Okay, so you skipped watching it, but you still want to know what it was about.

To begin with, it’s about finding meaning in one’s life experiences—or, rather, forging meaning, in his estimation. Emphasis on making it versus looking for it.

Solomon talks about being disliked and bullied in childhood, particularly for being, or seeming to be, gay. He was once the only kid who (purposely) wasn’t invited to a classmate’s party, for instance. He also, throughout his school years, was continually ridiculed for being different.

As a result of his marginalizing experiences, Solomon learned to keep his own company. “I survived that childhood through a mix of avoidance and endurance.”

He also put a lot of effort into trying not to be gay, eventually putting himself through a type of sexual surrogacy therapy that of course didn’t work.

In adulthood Andrew Solomon has worked not only to forge meaning but also to build identity. He gives several interesting examples of how oppressed individuals across the world have done this. “Forging meaning is about changing yourself, building identity is about changing the world.”
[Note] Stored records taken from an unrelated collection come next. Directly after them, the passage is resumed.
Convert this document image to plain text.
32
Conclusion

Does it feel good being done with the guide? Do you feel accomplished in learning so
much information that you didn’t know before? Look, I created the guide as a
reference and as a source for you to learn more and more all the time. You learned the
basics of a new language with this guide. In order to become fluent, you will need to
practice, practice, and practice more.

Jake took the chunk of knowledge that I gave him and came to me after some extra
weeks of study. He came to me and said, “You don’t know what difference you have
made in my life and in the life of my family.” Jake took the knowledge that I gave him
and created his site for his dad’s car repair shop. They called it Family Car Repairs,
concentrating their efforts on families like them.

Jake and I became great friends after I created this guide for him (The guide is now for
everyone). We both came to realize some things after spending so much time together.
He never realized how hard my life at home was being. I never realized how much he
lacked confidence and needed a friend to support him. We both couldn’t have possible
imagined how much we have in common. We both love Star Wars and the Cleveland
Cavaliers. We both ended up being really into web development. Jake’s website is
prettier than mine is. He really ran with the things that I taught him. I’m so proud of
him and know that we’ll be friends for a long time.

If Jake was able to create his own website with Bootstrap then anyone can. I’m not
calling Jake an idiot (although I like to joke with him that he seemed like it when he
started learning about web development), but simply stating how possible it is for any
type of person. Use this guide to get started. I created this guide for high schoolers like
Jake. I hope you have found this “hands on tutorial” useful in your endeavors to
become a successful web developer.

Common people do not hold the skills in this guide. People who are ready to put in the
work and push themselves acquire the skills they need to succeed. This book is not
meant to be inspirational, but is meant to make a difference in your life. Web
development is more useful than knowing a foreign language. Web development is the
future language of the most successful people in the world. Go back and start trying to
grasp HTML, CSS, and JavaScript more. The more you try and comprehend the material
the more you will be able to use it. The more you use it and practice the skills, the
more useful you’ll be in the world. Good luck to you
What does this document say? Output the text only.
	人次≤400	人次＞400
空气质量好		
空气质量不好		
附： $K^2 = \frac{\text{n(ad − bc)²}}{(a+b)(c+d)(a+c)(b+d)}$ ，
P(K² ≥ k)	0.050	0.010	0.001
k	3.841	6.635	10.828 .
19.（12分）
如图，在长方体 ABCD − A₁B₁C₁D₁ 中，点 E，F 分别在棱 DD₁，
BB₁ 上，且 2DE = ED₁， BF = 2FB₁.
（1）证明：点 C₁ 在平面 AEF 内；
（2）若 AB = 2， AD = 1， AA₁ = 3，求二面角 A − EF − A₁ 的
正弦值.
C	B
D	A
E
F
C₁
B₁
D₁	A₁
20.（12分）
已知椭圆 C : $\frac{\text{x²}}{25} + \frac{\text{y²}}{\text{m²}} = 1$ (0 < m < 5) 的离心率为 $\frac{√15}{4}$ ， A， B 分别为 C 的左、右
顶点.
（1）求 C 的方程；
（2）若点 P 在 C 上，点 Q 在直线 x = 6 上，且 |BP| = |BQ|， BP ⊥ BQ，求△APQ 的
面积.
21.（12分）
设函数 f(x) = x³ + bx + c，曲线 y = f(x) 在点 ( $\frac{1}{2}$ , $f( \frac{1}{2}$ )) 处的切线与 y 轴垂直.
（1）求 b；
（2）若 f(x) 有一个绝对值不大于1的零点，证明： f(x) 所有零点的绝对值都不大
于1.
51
About himself: “I’m lucky to have forged meaning and built identity, but that’s still a rare privilege, and gay people deserve more collectively than the crumbs of justice. And yet, every step forward is so sweet.”

Toward the end of the talk Solomon speaks about marrying his partner as well as having kids. He now regularly feels joy in his life, a feeling he’s not sure he’d now have were it not for his history of victimization and his quest to create meaning and identity from it.

Then he talks about the party thrown last year for his 50th birthday. In the midst of the celebration, his 4-year-old son George insisted on giving a speech. After getting everyone’s attention, he said, “I’m glad it’s Daddy’s birthday; I’m glad we all get cake; and Daddy, if you were little I’d be your friend.”

In closing, Solomon encourages us to share our struggles and identities with others. Why? Because it makes an important difference.

“Forge meaning, build identity,” he says. “And then invite the world to share your joy.”